Jonathan not merely ignored the warning, he contested and won the elections overwhelmingly, and even garnered more votes across the Nation, including the Northern part of the country, meaning that the Northern Elders Forum was speaking for themselves – the political elite, as usual and not the ordinary Northerners who were obviously also tired of the same recycled faces as IBB, Buhari and Atiku.

Could the on-going security breaches and senseless killings in parts of the North be the punishment for Jonathan’s ‘disobedience’ and by extension the fulfillment of Ciroma’s promise of making Nigeria ungovernable?

Ciroma was not alone. Last year, former Minister of the Federal Capital Territory Mallam Nasir el-Rufai was the first to urge Jonathan to join the presidential race, and days later went on to berate former Military Head of State, Major General Mohammadu Buhari as impatient with the truth.

But shortly after Jonathan’s eventual electoral victory, the same el-Rufai was quoted as saying that Buhari would have been the best president for Nigeria, with a warning that the country would crumble under Jonathan’s feet as President. Isn’t this a pattern? Or was el- Rufai cajoled into that double-speak on account of the seemingly sponsored uprising in parts of the North after the elections?

How far has the country’s intelligence community gone investigating the various leads that beg for attention? How long will the various security organs remain helpless, while innocent Nigerians are daily slaughtered like Sallah rams? Or, are we to accept that Police success in investigating crimes cannot be extended to the Boko Haram onslaught?

Only recently, all well-meaning Nigerians stood up in celebration of Police arrest of those behind the kidnap of Pa Michael Obi, father of Nigerian soccer International and English Premiership side, Cheslea’s mid-fielder, Mikel Obi. The speed of the investigation, the rescue of the captive and the capture of the culprits by the Police gave Nigerians a good reason to believe that all hope was not lost in the fight against the level of criminality daily unleashed on the country. What is wrong in that direction?

I ask because the acts of terrorism daily unleashed on the Nigerian state by the Boko Haram terror gang has assumed such a frightening dimension that clearly challenges the capability of the country’s security. Yesterday, it was the Police Headquarters, today it is the UN office, where will it be tomorrow?

President Jonathan should do more than convoking regular  meetings with the various heads of the security concerns and instead order that the fight be taken to the terrorists’ safe havens. Yes, it is true that guerrilla warfare of the fledging type is not an easy task to contain, especially in areas where terrorism is a way of life, and suicide bombings a religious pass-time, hence the need to do every thing now before Nigeria degenerates to the ilk of Iraq and Afghanistan.

Whatever is required to help the Nigerian security forces to achieve this must be done now, not later, because the multiplier-effect of failure to act fast can better be imagined than seen.

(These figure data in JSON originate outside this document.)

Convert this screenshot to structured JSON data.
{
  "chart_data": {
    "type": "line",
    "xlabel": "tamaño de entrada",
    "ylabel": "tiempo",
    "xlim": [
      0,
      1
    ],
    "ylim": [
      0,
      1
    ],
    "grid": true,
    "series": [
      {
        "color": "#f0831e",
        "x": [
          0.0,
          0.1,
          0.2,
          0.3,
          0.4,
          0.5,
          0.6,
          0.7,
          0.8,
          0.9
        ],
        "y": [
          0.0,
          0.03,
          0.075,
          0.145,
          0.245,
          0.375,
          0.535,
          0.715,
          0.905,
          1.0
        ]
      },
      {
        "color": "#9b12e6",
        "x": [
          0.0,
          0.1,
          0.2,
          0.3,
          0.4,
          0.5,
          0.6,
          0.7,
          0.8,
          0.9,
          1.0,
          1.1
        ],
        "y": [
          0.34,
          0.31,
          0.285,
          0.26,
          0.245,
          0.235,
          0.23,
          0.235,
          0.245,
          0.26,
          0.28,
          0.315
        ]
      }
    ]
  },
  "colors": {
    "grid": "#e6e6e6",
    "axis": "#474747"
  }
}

But I have a worry. Rather than condemn the terror attacks and suggest ways of checking further killings, two of Nigeria’s most revered retired generals and former Presidents, Chief Olusegun Obasanjo and Ibrahim Babangida have been busy bandying words as market women would, on a bad market day.

Beyond that and for good reasons, all Northern leaders must also rise-up now and join forces with the Federal Government to fight the new kind of terrorism being witnessed in the land, if indeed, they are patriotic and innocent of the allegation many Nigerians fear to voice –complicity.

My Agony is that even some sect members mistakenly caught by the Joint Task Force (JTF) were quickly freed in very questionable circumstances, with little or nothing known as to why, and  how or by whom.

The truth must be told. Now is the time to keep Nigeria one, and One we shall remain, because that has always been the duty of all Nigerian leaders. Therefore, any threat to that, no matter by whom, should be crushed by the Commander-in-Chief. That, is Jonathan’s mandate.